Lohn / Tarif / Rente

Bezahlte Freistellung des Arbeitnehmers

Ein Anspruch auf eine bezahlte Freistellung leitet sich aus den Tarifverträgen für das Baugewerbe für die Arbeitnehmer ab. Gründe auf bezahlte Freistellung für die gewerblichen Arbeitnehmer sind im § 4 Bundesrahmentarifvertrag für das Baugewerbe (BRTV-Baugewerbe) sowie für die Angestellten ebenfalls im § 4 Rahmentarifvertrag für die Angestellten und Poliere im Baugewerbe (RTV-Angestellte) angeführt.
Danach besteht Anspruch auf bezahlte Freistellung für
  • die Freistellung aus familiären Gründen, z. B.
    • 3 Arbeitstage für seine eigene Eheschließung oder Eintragung einer Lebenspartnerschaft,
    • 2 Arbeitstage bei Entbindung der Ehefrau oder der eingetragenen Lebenspartnerin,
    • 2 Arbeitstage beim Tod von Eltern, Ehegatten, eingetragenen Lebenspartnern oder Kindern,
    • 1 Arbeitstag bei schweren Erkrankungen der zur häuslichen Gemeinschaft gehörenden Familienmitglieder bei ärztlicher Bescheinigung,
    • 2 Arbeitstage bei Wohnungswechsel mit eigenem Haushalt, jedoch nur einmal im Kalenderjahr und nicht während eines wirksam gekündigten Arbeitsverhältnisses.
    Der Arbeitnehmer hat Anspruch auf Freistellung von der Arbeit unter Zahlung seines Gesamttarifstundenlohnes (GTL) für acht Stunden in der Sommerarbeitszeit- soweit die Freistellung in der Winterarbeitszeit erfolgt, für 7,5 Stunden - je Arbeitstag.
  • die Freistellung aus besonderen Gründen, z. B.
    • beim Aufsuchen eines Arztes, wenn der Besuch nachweislich während der Arbeitszeit erforderlich ist und keine Dauerbehandlung vorliegt,
    • bei einer Einladung von einem Gericht oder einer sonstigen in Ausübung amtlicher Befugnisse tätig werdenden Behörde, sofern er keinen Anspruch auf Entschädigung hat und nicht als Beschuldigter, Angeschuldigter, Angeklagter oder Betroffener oder als Partei im Zivilprozess oder im Verwaltungsverfahren geladen ist.

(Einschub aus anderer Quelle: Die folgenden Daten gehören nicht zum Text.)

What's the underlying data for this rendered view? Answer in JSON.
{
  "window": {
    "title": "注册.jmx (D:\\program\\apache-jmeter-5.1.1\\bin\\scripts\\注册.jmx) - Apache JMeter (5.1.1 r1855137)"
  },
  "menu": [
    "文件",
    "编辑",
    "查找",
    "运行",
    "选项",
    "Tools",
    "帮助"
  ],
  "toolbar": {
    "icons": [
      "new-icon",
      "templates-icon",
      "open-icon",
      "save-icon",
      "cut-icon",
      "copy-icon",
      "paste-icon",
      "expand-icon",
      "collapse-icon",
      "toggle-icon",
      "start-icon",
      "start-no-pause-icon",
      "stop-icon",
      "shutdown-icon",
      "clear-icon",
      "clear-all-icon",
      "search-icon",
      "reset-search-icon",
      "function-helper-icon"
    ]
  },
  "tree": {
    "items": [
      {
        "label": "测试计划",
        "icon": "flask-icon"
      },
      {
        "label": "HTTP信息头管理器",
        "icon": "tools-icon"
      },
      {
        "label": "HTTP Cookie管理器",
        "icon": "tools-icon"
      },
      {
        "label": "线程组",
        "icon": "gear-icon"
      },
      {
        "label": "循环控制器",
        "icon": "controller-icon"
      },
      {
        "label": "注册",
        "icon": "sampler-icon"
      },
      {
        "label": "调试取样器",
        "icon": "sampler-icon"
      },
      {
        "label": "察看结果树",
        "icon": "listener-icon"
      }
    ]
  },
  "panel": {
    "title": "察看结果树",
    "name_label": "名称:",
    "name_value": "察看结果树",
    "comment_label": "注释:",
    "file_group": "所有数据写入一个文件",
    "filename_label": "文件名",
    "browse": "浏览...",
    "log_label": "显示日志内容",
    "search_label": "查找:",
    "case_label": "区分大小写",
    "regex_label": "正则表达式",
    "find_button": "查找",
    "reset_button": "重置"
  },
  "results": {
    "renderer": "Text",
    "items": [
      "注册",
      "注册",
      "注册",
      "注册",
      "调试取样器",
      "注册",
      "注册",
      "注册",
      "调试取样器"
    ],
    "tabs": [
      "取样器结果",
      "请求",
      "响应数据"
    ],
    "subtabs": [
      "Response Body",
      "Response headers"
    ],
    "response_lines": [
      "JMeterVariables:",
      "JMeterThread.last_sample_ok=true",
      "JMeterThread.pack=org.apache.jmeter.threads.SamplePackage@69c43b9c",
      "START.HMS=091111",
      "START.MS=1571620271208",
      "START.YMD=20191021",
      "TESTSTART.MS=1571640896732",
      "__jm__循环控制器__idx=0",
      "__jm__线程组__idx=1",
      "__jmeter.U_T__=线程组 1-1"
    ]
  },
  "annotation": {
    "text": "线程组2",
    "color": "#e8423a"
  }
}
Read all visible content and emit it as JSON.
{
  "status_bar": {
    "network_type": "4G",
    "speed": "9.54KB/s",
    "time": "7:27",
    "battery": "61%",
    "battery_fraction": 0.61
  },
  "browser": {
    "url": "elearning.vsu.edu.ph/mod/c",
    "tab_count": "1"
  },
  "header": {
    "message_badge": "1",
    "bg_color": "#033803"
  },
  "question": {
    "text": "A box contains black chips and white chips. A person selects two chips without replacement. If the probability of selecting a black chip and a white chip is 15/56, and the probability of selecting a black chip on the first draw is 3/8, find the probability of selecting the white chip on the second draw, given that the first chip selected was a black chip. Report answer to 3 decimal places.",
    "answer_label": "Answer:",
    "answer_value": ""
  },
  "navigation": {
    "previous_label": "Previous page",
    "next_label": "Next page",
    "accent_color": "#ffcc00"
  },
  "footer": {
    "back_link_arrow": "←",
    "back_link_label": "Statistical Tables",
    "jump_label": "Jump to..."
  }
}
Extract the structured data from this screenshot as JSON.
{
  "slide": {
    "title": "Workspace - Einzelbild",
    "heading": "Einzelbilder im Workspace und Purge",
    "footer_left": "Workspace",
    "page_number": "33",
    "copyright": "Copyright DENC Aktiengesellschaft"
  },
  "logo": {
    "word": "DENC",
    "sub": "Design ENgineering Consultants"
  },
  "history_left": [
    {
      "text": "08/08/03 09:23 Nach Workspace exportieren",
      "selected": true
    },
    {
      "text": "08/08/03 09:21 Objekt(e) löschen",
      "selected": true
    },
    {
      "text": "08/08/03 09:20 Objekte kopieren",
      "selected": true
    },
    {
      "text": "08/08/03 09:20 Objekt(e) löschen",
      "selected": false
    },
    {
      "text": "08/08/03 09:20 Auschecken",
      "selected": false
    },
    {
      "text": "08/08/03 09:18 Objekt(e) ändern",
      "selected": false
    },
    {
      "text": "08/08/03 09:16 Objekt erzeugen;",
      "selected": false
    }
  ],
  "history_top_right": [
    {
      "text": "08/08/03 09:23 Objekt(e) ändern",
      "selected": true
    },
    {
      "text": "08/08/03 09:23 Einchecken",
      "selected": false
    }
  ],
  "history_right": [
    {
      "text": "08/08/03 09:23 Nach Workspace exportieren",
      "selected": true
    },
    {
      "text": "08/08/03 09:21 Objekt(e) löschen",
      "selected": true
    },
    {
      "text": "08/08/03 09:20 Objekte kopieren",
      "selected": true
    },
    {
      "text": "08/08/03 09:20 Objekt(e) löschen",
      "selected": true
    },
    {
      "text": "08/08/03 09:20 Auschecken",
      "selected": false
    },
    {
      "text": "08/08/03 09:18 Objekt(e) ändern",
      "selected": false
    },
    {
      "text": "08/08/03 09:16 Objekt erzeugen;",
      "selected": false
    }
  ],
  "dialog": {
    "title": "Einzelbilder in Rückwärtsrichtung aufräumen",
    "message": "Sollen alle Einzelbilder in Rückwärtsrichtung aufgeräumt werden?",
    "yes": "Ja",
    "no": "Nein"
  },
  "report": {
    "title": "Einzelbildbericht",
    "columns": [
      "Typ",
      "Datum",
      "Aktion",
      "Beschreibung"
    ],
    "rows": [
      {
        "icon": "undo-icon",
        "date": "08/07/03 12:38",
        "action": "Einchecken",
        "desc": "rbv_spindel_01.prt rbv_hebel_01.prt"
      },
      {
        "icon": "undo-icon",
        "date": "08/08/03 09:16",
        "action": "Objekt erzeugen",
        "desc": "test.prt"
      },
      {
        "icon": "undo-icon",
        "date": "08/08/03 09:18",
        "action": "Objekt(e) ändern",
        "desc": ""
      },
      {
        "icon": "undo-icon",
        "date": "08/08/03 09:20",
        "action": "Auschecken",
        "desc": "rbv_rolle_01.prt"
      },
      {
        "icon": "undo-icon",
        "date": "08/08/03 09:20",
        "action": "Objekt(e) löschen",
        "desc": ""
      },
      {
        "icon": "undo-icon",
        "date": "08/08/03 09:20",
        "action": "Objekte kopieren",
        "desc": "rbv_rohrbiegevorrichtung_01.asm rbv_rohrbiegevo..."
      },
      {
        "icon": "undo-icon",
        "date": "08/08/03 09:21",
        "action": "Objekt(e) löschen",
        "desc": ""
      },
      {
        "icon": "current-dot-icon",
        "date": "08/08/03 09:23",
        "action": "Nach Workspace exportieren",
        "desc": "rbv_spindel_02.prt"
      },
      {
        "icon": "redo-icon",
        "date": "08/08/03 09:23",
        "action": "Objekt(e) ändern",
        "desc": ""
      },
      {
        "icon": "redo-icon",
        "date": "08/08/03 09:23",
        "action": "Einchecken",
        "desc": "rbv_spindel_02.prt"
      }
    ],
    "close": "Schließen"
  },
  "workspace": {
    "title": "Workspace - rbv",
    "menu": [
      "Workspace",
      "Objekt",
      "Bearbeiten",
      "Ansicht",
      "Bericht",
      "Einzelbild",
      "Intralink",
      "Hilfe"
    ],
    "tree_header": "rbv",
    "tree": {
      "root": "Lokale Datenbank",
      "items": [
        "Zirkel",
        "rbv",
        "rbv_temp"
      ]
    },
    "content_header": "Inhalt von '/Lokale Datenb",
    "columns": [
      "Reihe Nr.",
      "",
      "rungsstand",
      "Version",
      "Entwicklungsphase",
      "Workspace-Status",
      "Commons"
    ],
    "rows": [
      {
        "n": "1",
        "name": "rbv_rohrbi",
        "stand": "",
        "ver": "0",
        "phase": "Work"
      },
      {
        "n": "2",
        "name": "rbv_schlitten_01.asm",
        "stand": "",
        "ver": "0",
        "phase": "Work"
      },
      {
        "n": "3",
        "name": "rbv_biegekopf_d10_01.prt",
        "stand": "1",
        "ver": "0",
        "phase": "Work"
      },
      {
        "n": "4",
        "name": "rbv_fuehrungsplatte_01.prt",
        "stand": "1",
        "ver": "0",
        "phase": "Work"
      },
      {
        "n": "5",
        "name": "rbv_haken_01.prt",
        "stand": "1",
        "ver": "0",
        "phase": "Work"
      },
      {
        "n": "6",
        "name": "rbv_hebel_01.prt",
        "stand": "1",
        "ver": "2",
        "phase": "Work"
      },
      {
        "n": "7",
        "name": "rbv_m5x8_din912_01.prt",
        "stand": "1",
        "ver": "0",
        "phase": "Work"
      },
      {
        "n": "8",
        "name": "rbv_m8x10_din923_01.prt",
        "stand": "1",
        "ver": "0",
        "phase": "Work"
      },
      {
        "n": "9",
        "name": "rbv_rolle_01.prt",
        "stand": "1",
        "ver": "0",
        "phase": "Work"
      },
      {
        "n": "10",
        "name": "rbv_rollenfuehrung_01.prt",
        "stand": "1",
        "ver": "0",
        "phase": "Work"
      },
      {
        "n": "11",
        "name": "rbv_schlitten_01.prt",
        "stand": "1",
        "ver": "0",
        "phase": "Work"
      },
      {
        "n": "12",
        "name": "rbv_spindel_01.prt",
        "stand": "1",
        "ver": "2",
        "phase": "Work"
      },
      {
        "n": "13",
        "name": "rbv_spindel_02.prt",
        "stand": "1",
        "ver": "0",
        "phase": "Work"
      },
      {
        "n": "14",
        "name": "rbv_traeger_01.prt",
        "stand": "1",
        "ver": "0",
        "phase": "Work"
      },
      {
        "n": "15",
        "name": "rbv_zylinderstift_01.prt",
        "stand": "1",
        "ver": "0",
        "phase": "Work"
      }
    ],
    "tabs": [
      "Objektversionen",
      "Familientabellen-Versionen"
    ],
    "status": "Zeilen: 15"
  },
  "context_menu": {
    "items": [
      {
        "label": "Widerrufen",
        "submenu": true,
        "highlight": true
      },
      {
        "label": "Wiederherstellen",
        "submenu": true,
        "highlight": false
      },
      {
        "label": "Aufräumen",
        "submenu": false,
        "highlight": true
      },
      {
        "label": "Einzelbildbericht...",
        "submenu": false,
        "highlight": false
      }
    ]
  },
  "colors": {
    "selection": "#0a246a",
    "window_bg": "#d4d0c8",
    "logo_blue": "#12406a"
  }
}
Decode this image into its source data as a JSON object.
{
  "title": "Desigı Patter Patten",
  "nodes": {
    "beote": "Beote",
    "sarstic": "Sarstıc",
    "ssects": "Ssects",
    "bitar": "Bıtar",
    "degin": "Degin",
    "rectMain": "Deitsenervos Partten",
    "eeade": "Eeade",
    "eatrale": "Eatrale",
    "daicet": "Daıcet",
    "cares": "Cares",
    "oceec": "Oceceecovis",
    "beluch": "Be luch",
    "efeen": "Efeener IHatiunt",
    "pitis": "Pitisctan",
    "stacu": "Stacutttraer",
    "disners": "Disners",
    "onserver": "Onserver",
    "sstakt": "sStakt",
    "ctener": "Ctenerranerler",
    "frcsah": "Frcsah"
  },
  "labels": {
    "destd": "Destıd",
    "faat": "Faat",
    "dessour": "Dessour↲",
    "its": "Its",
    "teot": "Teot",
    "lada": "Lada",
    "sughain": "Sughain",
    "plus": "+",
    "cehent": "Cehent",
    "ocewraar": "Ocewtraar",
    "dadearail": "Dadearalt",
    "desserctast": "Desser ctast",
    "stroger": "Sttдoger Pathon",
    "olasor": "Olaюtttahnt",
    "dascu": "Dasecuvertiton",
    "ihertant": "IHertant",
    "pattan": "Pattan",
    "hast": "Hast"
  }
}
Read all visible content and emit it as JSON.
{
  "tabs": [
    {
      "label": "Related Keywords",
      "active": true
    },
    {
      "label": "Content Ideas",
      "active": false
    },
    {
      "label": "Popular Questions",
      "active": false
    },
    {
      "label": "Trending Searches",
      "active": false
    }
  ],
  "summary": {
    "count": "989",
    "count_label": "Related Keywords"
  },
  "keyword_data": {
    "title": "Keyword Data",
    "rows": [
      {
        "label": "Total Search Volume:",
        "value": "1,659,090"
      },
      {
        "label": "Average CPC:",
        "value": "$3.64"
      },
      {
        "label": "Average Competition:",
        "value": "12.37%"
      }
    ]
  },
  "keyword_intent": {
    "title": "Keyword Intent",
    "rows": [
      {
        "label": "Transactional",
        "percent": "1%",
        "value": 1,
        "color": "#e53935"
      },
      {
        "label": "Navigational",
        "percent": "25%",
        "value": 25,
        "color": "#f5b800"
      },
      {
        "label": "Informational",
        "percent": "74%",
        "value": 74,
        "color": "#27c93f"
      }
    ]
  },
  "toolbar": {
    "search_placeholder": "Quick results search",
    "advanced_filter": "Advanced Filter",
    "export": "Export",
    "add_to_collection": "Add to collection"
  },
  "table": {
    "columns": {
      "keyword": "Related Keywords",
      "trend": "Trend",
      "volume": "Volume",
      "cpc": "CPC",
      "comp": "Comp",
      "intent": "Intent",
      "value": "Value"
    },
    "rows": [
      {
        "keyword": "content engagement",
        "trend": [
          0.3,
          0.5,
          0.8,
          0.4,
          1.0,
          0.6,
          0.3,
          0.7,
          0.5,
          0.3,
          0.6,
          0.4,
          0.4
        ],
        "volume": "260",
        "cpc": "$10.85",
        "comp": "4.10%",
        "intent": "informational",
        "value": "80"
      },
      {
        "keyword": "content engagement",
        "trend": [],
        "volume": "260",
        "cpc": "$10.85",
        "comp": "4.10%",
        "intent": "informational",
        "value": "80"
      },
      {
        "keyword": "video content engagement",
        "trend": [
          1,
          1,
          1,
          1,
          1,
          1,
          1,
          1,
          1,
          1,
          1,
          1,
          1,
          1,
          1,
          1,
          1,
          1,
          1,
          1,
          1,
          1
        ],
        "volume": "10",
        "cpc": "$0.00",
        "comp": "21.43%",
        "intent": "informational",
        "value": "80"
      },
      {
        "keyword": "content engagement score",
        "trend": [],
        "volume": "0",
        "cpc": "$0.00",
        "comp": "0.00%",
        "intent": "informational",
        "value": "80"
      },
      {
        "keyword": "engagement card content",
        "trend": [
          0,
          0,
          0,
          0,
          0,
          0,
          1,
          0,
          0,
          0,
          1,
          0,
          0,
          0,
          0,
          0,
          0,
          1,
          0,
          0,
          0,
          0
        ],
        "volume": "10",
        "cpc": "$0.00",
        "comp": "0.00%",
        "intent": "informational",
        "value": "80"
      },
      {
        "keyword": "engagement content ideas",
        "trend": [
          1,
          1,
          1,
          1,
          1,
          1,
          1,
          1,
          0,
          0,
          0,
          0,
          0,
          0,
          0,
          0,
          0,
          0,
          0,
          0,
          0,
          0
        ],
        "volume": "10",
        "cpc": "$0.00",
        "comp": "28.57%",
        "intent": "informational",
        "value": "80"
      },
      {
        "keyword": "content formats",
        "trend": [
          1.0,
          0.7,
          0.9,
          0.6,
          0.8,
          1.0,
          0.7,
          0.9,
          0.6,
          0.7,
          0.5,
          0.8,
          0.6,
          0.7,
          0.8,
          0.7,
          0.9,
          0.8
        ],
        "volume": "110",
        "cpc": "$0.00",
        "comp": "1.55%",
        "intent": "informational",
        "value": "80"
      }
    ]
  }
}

    Der Arbeitnehmer ist für die tatsächlich zur Erledigung der Angelegenheit benötigte Zeit unter Zahlung seines Gesamttarifstundenlohnes, höchstens jedoch für acht Stunden in der Sommer- bzw. 7,5 Stunden in der Winterarbeitszeit, freizustellen.
Der Arbeitnehmer muss in den angeführten Fällen um Arbeitsbefreiung nachsuchen. Ist dies nicht möglich, so hat er den Grund der Verhinderung unverzüglich glaubhaft zu machen. Andernfalls entfällt der Lohnanspruch.
Bei Ausübung gesetzlich auferlegter Pflichten aus öffentlichen Ehrenämtern ist für die notwendig ausfallende Arbeitszeit ohne Anrechnung auf den Urlaub und ohne Fortzahlung des Lohnes Freizeit zu gewähren.
Eine besondere Form der Freistellung ist die Freistellung eines gewerblichen Arbeitnehmers zu einer Arbeitsgemeinschaft (ARGE). Sie ist jedoch sehr selten, da meistens eine Abordnung erfolgt. Im Fall einer Freistellung ruht das Arbeitsverhältnis des Arbeitnehmers zum Stammbetrieb während der Dauer der Freistellung an die ARGE.